Friday 18 October 2013

Kill Bill (vols 1 & 2)


HI-FUCKING-YAH!
 

Even though Reservoir Dogs and Pulp Fiction defined my Nineties, I'd somehow managed to never see Kill Bill.  Having recorded it on my tellybox I still managed to not watch it for months on end - till the other day when there was literally nothing else to watch and I simply couldn't put it off any longer.

The reason for this procrastination is not clear to me.  I love Tarantino's oeuvre, but don't particularly want to watch his films.  I am currently not particularly wanting to watch the Django one, and I've not seen Jackie Brown yet.  But every film I've seen that he's directed, written, been in or walked past in the video shop - I have loved.  Inglorious... True Romance ... etc...

Who understands the complex beast that is human motivation?  Not I, dear reader, not I.

Anyway, enough of this horsepoop - the fact is I loved Kill Bill (volumes 1 and...yada yada) so much I am actually a little bit embarrassed about it. 

The violence is balletic, beautiful, satisfying and hilarious.  Daryl Hannah whistles the theme from Twisted Nerve and it's all, like, reference-y.  The Bride works as a character - I cared about her and liked her, she was magically realistic.  David Carradine as Bill is deadly charming and seductive.  

You come away with scenes though don't you - when you watch a film?   They're like dreams.  The scene that's really sticking with me was when The Bride is buried alive.  That's it.  Surely she can't get out of that.  She's been buried alive - and Quentin made damned sure we saw the substantial nails hammered down into the lid - great big brass ones with chips of wood flying...

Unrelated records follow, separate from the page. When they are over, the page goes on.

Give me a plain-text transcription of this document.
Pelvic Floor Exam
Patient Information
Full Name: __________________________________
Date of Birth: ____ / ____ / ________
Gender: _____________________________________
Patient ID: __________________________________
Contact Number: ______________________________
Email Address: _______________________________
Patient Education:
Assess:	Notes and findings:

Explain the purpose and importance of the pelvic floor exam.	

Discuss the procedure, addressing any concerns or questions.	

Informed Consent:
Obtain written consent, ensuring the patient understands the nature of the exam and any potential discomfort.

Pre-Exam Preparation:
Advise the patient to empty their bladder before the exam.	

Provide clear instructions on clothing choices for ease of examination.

Then we go back to her training  (the Yoda training schtick) - masterfully done with a cruel teacher kicking her arse to an unbearably funky seventies kung-fu groove. And, oh, part of her training involves touching a piece of wood with her fingertips, then learning to punch a hole in the wood with that hand without drawing it back. 

The set up is all there.  Quent just has to wait before paying it off.  As long as he likes, we'll all be waiting.  A delicious dance of anticipation.  Of course, he's the ultimate film fan director - and everything he does he does because it's what the movie lover loves.

Yes, I loved it.  I can't wait to see which Tarantino film I won't watch next.